Bocconcini is a small, white, semi-soft cheese. This cheese comes from Naples originally and it used to be made only from water buffalo's milk. Today the cheese is made from a combination of cow's milk and water buffalo's milk. You can also get bocconcini made solely with cow's milk, which is like a soft, liquid-rich mozzarella. Bocconcini can be bought at Italian grocery stores and it is often combined with red onion, basil, and tomato to make a side salad for pasta dishes.
This cheese is packaged in water or whey and it is spongy, which means it can be marinated and it will absorb flavors well. Although bocconcini is an Italian ingredient, its ability to soak up flavors makes it ideal for Mexican food recipes, because you can infuse this tasty, spongy cheese with the best Mexican flavors. If you cannot get bocconcini cheese, you can use mozzarella.
In the following Mexican recipe, the bocconcini are marinated in a mixture of garlic, cilantro, oregano, cumin, lime juice and more, to give them an aromatic Mexican flavor. Cheese is often served as an accompaniment to Mexican dishes or as one of the main ingredients, or indeed used as a topping and then broiled until it goes golden brown, so marinating cheese in Mexican flavors shows you how versatile this ingredient actually is in Mexican cuisine.
Ingredients -
½ teaspoon fresh oregano
⅔ cup chopped red onion
3 minced cloves garlic
⅔ cup olive oil
1 teaspoon ground cumin
8 sun-dried tomato halves
⅔ cup chopped cilantro leaves
1 big Haas avocado, peeled and cut into 16 pieces
8 bocconcini, 1 inch diameter
½ cup lime juice
⅔ cup peeled, matchstick-cut jicama
1 Anaheim or poblano chili
Salt and black pepper, to taste
Preparation:
Roast and peel the chili pepper, then cut it into strips.
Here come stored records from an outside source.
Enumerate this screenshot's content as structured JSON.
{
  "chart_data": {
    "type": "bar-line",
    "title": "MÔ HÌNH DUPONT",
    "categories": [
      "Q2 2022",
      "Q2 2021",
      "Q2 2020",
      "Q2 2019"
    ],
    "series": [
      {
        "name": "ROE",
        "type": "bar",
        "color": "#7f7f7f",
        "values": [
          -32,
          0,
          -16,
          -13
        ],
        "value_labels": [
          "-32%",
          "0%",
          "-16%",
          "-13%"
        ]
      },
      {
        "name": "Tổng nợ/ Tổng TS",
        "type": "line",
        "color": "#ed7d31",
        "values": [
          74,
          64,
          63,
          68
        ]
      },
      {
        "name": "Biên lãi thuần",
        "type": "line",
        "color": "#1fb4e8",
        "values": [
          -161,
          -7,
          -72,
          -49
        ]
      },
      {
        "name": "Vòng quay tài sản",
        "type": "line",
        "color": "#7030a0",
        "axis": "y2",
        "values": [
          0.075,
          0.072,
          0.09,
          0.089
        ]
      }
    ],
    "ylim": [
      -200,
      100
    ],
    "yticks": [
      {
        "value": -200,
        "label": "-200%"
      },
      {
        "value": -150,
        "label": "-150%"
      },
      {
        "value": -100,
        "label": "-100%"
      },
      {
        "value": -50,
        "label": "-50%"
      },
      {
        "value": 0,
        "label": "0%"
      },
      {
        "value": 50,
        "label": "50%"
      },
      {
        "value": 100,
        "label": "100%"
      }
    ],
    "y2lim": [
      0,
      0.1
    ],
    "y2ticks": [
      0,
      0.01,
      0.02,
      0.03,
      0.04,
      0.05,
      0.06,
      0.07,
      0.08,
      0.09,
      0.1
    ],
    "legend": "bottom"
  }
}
Alternatively, you can use soaked, dried chilies.
Combine the oregano, onion, garlic, olive oil, cumin, cilantro, lime juice, salt and black pepper.
Stir in the chilies, avocado, jicama and cheese and toss lightly.
Marinate the cheese for half an hour, then attach a sun-dried tomato half to each one using a toothpick.
Serve with the marinade.
(Makes 8)
Photo Description:
This is an unusual recipe and it makes a wonderful appetizer. At first glance this dish appears to be Italian but once people bite into the bocconcini they will recognize the unmistakable Mexican flavors. This is something of a fusion dish; the sun-dried tomatoes and cheese itself are Italian but the marinade is certainly Mexican. This makes a great appetizer or a tasty side dish alongside a poultry or fish dish. These bocconcini are also nice if you are having a buffet because the toothpicks holding them together makes them easy to eat with the fingers.